Columbia FWCO contributes to the cause largely through our broodstock collection efforts. Since 2007, we have fished the lower Missouri River with trotlines and gill nets, capturing large, “wild” Pallid Sturgeon to utilize in the propagation effort - but catching these fish can be challenging. A potential broodstock Pallid Sturgeon needs to be 1) an adult (usually greater than 30-inches in length), 2) a “wild” fish –not a previously stocked fish, and 3) reproductively ready (Pallid Sturgeon may spawn only once every 3-5 years). The combination of these three factors rule out many of the Pallid Sturgeon we capture. For example, during the 2013 season Columbia FWCO collected 65 Pallid Sturgeon; however, only 3 met the criteria necessary for potential use as broodstock fish.
Catching the fish is only the first step in the process. After a potential broodstock fish is captured, we then coordinate with the hatcheries for transportation of the fish – this could involve up to a five hour truck ride for the fish. We also send a genetic sample of the fish to Dr.

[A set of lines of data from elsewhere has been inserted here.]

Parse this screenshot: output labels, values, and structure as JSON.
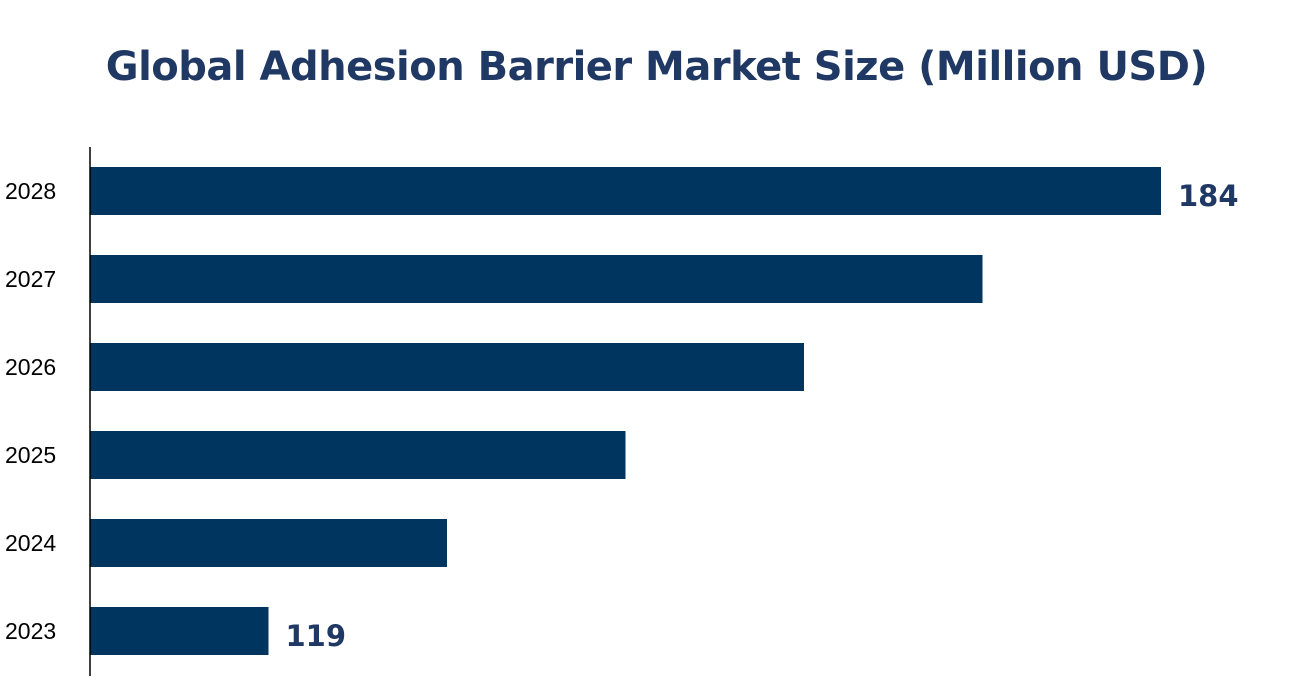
{
  "chart_data": {
    "type": "bar",
    "orientation": "horizontal",
    "title": "Global Adhesion Barrier Market Size (Million USD)",
    "categories": [
      "2028",
      "2027",
      "2026",
      "2025",
      "2024",
      "2023"
    ],
    "values": [
      184,
      171,
      158,
      145,
      132,
      119
    ],
    "data_labels": [
      {
        "category": "2028",
        "text": "184"
      },
      {
        "category": "2023",
        "text": "119"
      }
    ],
    "xlim": [
      106,
      190
    ],
    "grid": false,
    "legend": "none",
    "colors": {
      "bar": "#003560",
      "title": "#1f3864",
      "label": "#1f3864",
      "axis": "#000000"
    }
  }
}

Heist, who determines if the fish is 1) a pure Pallid Sturgeon (not a Pallid X Shovelnose Sturgeon hybrid), 2) a truly “wild” pallid sturgeon – not of hatchery origin, and 3) which management unit the fish genetically assigns to (a complicated story for another day). Biologists from USGS will also examine the Pallid Sturgeon with ultrasound and endoscope to determine the sex of the fish and its reproductive readiness. If a Pallid Sturgeon is genetically determined to be a good candidate for propagation and it is reproductively ready, then the hatchery biologists will work their magic and attempt to spawn the fish. The baby pallid sturgeon produced from artificial propagation typically spend about a year in the comfort of the hatchery before being tagged and stocked into various locations in the lower Missouri River.
Two of the Pallid Sturgeon we captured this year were reproductive males. With the ability to cryopreserve milt, the broodstock fish we collected this year could also be used in future years to increase the number and genetic diversity of Pallid Sturgeon in the lower Missouri River. Much has been learned about Pallid Sturgeon in the two decades since artificial propagation first began. Advancements in broodstock collection techniques, genetic analysis, spawning techniques and hatchery rearing have allowed us to continually improve on the propagation and stocking process, which remains an important component of recovery. We still have a long way to go to recover Pallid Sturgeon, but many dedicated professionals continue working together towards that common goal.